A point on the parabola has coordinates $(x,x^2)$ and its squared distance from $P(3,0)$ is given by $(x-3)^2+x^4$, that has an absolute minimum at $x=1$ (the derivative is third degree polynomial with a unique real root). It follows that the best place to take pictures is $\color{red}{(1,1)}$.

Answer 3

Hint:

$2x^3+x-3$ factorize as $(x-1)(2x^2+2x+3)$ so the unique real solution is $x=1$.

For the general question. If $P=(x_P,y_P)$ is a point and we search the point of coordinates $(x,f(x))=Q$ that has the minimum distance from $P$, we can search to minimize the square of the distance :

$D^2(x)=(x-x_P)^2+(f(x)-y_P)^2$

se we have to solve: $$ \left(D^2(x)\right)'=2(x-x_0)+2(f(x)-y_P)f'(x)=0 $$ and this gives : $$ f'(x)=-\frac{x-x_P}{f(x)+y_P} $$

and this say exactly that the slope of the tangent line at $Q$ is the opposite of the inverse of the slope of the line that passes thorough $P$ and $Q$.
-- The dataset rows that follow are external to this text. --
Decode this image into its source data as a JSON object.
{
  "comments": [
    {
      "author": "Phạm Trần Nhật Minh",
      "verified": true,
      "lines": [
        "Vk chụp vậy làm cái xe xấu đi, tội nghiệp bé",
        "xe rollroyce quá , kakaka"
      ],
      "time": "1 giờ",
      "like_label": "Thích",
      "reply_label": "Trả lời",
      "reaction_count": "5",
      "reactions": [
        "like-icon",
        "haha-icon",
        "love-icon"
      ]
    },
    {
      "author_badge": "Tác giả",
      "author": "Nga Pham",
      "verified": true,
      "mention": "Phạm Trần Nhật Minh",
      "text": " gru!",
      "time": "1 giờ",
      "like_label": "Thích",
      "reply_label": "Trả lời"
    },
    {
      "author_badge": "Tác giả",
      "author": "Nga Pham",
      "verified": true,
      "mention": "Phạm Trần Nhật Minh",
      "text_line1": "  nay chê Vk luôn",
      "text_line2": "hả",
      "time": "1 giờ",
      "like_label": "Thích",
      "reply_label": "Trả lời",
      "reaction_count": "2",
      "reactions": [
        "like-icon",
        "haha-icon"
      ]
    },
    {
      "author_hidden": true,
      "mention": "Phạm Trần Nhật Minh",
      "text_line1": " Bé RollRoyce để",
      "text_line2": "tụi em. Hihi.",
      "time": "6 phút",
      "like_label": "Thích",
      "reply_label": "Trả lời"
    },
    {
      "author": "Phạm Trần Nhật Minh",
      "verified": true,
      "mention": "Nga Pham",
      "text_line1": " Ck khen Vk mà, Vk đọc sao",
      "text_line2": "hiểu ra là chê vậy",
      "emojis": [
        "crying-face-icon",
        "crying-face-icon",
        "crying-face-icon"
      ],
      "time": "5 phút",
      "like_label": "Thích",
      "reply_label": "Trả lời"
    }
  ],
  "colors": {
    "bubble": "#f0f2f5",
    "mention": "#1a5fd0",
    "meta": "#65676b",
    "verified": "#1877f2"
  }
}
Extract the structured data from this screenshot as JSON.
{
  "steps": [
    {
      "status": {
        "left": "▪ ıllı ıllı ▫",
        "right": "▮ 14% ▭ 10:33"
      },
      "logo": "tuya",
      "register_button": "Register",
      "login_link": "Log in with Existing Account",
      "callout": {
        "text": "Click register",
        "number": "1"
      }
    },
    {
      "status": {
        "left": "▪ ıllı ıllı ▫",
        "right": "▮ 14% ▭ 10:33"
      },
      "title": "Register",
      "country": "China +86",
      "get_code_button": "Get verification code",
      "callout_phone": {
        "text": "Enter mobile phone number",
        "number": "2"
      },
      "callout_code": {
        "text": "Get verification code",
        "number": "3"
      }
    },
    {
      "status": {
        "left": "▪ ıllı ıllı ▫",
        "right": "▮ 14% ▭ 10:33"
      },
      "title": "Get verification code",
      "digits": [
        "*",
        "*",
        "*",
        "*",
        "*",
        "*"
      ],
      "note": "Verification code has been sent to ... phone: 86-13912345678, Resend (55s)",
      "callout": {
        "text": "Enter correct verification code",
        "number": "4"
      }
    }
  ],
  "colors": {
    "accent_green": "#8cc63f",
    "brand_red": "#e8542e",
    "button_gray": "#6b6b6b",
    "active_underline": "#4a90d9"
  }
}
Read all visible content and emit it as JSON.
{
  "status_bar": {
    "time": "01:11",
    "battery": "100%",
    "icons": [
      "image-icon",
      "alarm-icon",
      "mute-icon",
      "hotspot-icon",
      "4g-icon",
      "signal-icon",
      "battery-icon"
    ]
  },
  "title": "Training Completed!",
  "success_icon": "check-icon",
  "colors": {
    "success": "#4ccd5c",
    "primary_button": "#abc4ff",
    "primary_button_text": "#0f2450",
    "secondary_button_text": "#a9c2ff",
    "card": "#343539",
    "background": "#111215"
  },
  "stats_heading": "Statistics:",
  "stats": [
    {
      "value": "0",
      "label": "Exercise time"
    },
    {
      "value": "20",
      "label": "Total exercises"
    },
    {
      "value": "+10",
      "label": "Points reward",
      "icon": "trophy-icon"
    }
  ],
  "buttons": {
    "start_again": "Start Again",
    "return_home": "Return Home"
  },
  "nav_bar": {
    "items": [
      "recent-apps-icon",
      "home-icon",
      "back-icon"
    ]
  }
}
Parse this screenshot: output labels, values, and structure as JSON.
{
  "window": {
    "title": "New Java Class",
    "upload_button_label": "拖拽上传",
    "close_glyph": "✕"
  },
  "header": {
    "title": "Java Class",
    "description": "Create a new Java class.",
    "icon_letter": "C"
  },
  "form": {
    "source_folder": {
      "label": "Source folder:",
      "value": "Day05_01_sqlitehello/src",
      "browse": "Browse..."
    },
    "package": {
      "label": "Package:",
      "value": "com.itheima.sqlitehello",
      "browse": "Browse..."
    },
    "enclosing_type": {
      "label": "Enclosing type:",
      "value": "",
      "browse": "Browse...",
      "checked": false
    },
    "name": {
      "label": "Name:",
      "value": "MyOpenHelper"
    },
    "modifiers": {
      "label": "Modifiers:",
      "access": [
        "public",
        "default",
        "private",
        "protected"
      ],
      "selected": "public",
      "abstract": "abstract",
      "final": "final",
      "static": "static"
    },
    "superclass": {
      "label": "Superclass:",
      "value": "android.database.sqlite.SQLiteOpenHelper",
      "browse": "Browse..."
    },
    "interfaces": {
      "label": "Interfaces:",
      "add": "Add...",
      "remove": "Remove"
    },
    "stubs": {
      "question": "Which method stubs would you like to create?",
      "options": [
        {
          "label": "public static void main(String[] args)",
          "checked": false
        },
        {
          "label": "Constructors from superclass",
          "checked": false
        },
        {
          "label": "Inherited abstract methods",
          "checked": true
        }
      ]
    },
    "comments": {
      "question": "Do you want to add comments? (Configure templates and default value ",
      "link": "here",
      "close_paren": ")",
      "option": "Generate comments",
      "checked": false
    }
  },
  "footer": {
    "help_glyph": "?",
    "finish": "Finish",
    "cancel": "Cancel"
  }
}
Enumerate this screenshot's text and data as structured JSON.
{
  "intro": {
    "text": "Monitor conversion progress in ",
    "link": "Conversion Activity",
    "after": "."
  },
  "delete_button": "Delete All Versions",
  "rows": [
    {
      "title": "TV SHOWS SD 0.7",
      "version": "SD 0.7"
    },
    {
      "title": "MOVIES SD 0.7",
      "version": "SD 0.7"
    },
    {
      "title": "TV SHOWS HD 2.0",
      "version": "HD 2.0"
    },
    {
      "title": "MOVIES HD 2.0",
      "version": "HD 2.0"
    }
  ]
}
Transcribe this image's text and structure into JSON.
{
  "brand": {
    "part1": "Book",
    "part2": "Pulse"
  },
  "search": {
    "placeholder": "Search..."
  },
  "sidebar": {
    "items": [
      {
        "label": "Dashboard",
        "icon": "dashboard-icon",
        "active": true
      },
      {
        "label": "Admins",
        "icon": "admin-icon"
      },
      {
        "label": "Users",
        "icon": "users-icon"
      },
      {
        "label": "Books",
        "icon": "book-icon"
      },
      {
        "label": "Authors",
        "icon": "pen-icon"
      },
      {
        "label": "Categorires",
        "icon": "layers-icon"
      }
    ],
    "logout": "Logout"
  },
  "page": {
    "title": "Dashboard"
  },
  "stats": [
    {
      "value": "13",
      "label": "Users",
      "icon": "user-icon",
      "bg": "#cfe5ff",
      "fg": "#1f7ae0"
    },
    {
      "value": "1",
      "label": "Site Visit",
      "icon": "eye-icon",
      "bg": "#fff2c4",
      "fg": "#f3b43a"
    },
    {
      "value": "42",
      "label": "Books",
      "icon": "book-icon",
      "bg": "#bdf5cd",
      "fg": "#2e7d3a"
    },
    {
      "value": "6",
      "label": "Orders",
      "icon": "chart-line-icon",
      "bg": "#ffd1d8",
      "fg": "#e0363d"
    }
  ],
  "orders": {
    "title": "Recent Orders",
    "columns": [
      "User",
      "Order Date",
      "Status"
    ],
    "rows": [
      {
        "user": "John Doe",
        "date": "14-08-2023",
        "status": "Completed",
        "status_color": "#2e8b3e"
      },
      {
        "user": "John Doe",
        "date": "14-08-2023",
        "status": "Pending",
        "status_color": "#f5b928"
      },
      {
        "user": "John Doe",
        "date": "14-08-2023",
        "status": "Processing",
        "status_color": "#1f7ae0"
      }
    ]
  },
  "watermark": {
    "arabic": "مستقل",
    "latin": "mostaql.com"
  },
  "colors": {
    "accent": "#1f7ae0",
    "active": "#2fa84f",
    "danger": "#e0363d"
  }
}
But note that to be sure that this is really the minimum (and not another kind of stationary point) we have to verify it.

Answer 4

Your work is fine but $2x^3+x-3 = (x-1)(2x^2+2x +3)$.

Answer 5

A general method to solve this problem would be to use the theorem of Lagrange multiplier, even though this perpendical technique works here.

In case you are interested in the gereral technique : squared distance from $(x,y)$ to $(3,0)$ is $(3-x)^2+y^2$. Since the point has to lie on parabole $y=x^2$, Lagrange's theorem indicates that we want to minimize

$$f(x,y)=(3-x)^2+y^2+\lambda(y-x^2)$$

It has following derivatives

$$\frac{\partial f}{\partial x} = -6+2x(1-\lambda)$$ $$\frac{\partial f}{\partial y} = 2y+\lambda$$

We look for points where these derivatives are zero, which leads to

$$x=\frac{3}{1-\lambda}\qquad y = -\frac{\lambda}{2}$$

Because we have to satisfy $y=x^2$, we obtain the equation $\lambda(1-\lambda)^2=-18$, or $(\lambda+2)(\lambda^2-4\lambda+9)=0$ which has only one solution $\lambda=-2$. Therefore, you end up with only one solution $x=1,y=1$.